Code is now being written and shipped faster than most security programs were ever built to withstand. Developers are moving at speed. Product teams are pushing releases earlier. And companies are racing to stay competitive often without fully grasping the risks they’ve just signed up for.
Sonali Chaudhuri, Founder of MySmartOps commented,
“…Exposing ourselves to greater risks like data loss or adversary gaining infrastructure access.”
Too many organisations are diving head first into AI without first deciding how much risk they’re actually willing or able to tolerate. Interestingly, corporate leadership is still catching on to the reality of what’s really going on here.
For years, security strategy focused on the perimeter.
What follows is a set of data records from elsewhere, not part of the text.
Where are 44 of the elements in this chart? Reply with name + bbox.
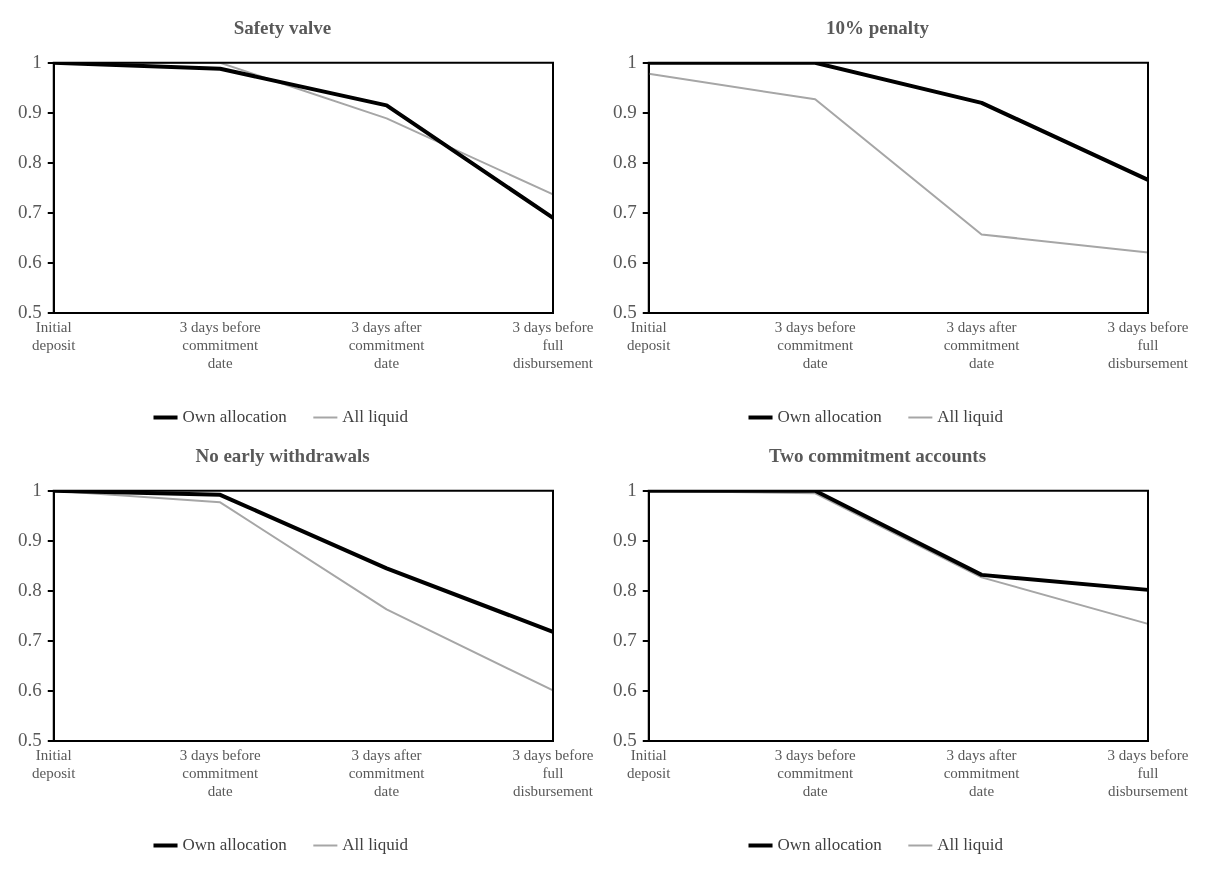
x-tick-label: 3 days before commitment date <box>774 318 856 371</box>
legend-label: All liquid <box>937 834 1004 854</box>
legend-label: All liquid <box>342 834 409 854</box>
y-tick-label: 0.7 <box>18 200 42 222</box>
y-tick-label: 0.8 <box>613 150 637 172</box>
y-tick-label: 1 <box>627 50 637 72</box>
y-tick-label: 0.6 <box>18 678 42 700</box>
y-tick-label: 0.8 <box>18 150 42 172</box>
chart-title: No early withdrawals <box>195 445 370 467</box>
y-tick-label: 0.7 <box>613 628 637 650</box>
y-tick-label: 0.9 <box>18 100 42 122</box>
legend-label: Own allocation <box>182 834 288 854</box>
y-tick-label: 0.9 <box>18 528 42 550</box>
x-tick-label: 3 days before commitment date <box>179 746 261 799</box>
chart-title: Safety valve <box>233 17 332 39</box>
y-tick-label: 0.7 <box>18 628 42 650</box>
legend-label: All liquid <box>342 406 409 426</box>
y-tick-label: 0.8 <box>613 578 637 600</box>
chart-title: Two commitment accounts <box>768 445 987 467</box>
y-tick-label: 0.8 <box>18 578 42 600</box>
y-tick-label: 1 <box>32 478 42 500</box>
x-tick-label: 3 days before full disbursement <box>1107 318 1189 371</box>
y-tick-label: 0.6 <box>613 678 637 700</box>
legend-label: Own allocation <box>777 834 883 854</box>
chart-title: 10% penalty <box>826 17 930 39</box>
y-tick-label: 1 <box>32 50 42 72</box>
x-tick-label: 3 days before commitment date <box>179 318 261 371</box>
x-tick-label: 3 days before full disbursement <box>512 746 594 799</box>
legend-label: Own allocation <box>777 406 883 426</box>
x-tick-label: 3 days after commitment date <box>348 318 426 371</box>
x-tick-label: 3 days before full disbursement <box>1107 746 1189 799</box>
legend-label: Own allocation <box>182 406 288 426</box>
x-tick-label: 3 days after commitment date <box>348 746 426 799</box>
y-tick-label: 0.9 <box>613 100 637 122</box>
x-tick-label: 3 days after commitment date <box>943 318 1021 371</box>
x-tick-label: 3 days before commitment date <box>774 746 856 799</box>
x-tick-label: 3 days before full disbursement <box>512 318 594 371</box>
y-tick-label: 0.6 <box>613 250 637 272</box>
legend-label: All liquid <box>937 406 1004 426</box>
y-tick-label: 0.7 <box>613 200 637 222</box>
x-tick-label: 3 days after commitment date <box>943 746 1021 799</box>
y-tick-label: 0.9 <box>613 528 637 550</box>
y-tick-label: 1 <box>627 478 637 500</box>
y-tick-label: 0.6 <box>18 250 42 272</box>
Cloud erased that. Now AI has rewritten the playbook entirely and many organisations are spiralling, unsure what matters anymore or where to focus.
“Supply chain components or software components, plugins that have been poisoned through the API chain and basically enter your development environment,” Chaudhuri warned.
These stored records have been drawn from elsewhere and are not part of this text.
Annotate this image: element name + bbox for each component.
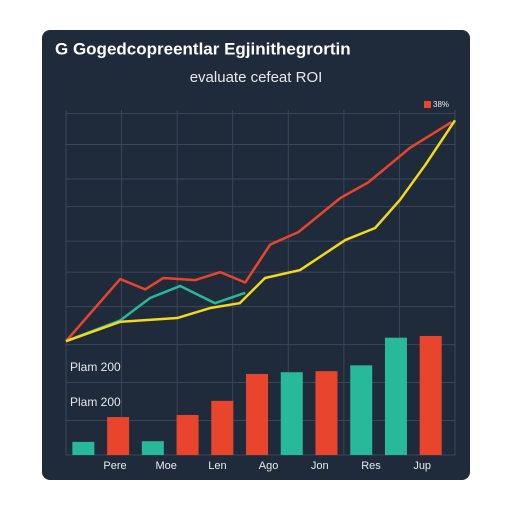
bar xyxy=(72,441,95,455)
x-tick-label: Jup xyxy=(413,460,431,472)
line xyxy=(65,119,457,343)
x-tick-label: Moe xyxy=(155,460,176,472)
bar xyxy=(141,441,164,455)
bar xyxy=(419,335,442,455)
x-tick-label: Res xyxy=(361,460,381,472)
bar xyxy=(384,337,407,455)
bar xyxy=(315,371,338,455)
chart-title: G Gogedcopreentlar Egjinithegrortin xyxy=(55,39,351,58)
x-tick-label: Len xyxy=(208,460,226,472)
x-tick-label: Pere xyxy=(103,460,126,472)
x-tick-label: Jon xyxy=(311,460,329,472)
annotation: Plam 200 xyxy=(70,360,121,374)
bar xyxy=(246,373,269,455)
bar xyxy=(176,414,199,455)
legend-swatch xyxy=(424,101,431,108)
line xyxy=(65,121,453,342)
bar xyxy=(107,417,130,455)
legend-label: 38% xyxy=(433,100,449,109)
x-tick-label: Ago xyxy=(259,460,279,472)
bar xyxy=(350,365,373,455)
bar xyxy=(280,372,303,455)
chart-subtitle: evaluate cefeat ROI xyxy=(190,69,323,86)
bar xyxy=(211,400,234,455)
annotation: Plam 200 xyxy=(70,395,121,409)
Developer environments have become the prime target. Poisoned plugins, compromised APIs and malicious dependencies slipping quietly into build pipelines and straight into production.
Meanwhile, boards remain fixated on MFA rollouts and phishing simulations, while attackers move upstream exploiting software supply chains and developer tooling that remain largely ungoverned. At the same time, a quieter and more aggressive threat is accelerating, that being machine identities.
“We've seen several breaches in the last few months where non-human identities are being exploited,” Chaudhuri said.
Service accounts, automation tokens and CI/CD credentials now outnumber human users, yet they rarely rotate, steadily accumulate privilege and often persist long after their original purpose disappears. Nearly half of organisations report incidents tied to machine managed identities, but leadership responses remain slow and fragmented.
“You have to treat these machine identities like secrets,” Chaudhuri stressed.
Used deliberately, AI-assisted development can deliver significant strides. But the starting point matters. Legacy applications, low criticality, brittle, undocumented systems are the right testing ground.
“We start really small,” Chaudhuri explained. “Using AI to add code comments, clarifying flow, and gradually adopt AI generated suggestions.”
Organisations are doing the opposite and deploying AI straight into critical systems where failure carries regulatory, financial, or safety consequences. The intent and ambition makes sense, but the execution is frankly poor judgement.
“The real question is how resilient the organisation is when things don’t go as per plan,” Chaudhuri said.
Mature organisations assume failure is possible and prepare for it. Immature ones rely on hope and post-incident explanations. Hope is not a strategy.
Security can no longer be bolted on after deployment which is obvious. However, resilience can’t be retrofitted under pressure. AI has now eliminated the buffer time organisations once relied on to react. Time is to make decisions is running out, and so is the patience of security teams trying to manage demands.
AI will not slow down. Development will not renege to a safer pace. And security teams will not ‘catch up’ without clear executive intent.
“The key to successful adoption is again balancing innovation and agility with the risk comfort mindset,” Chaudhuri commented.
The organisations that win this next phase won’t be the loudest or the fastest. They’ll be the ones that understand their risk, secure what they can’t see and build resilience into how software is created not after it breaks.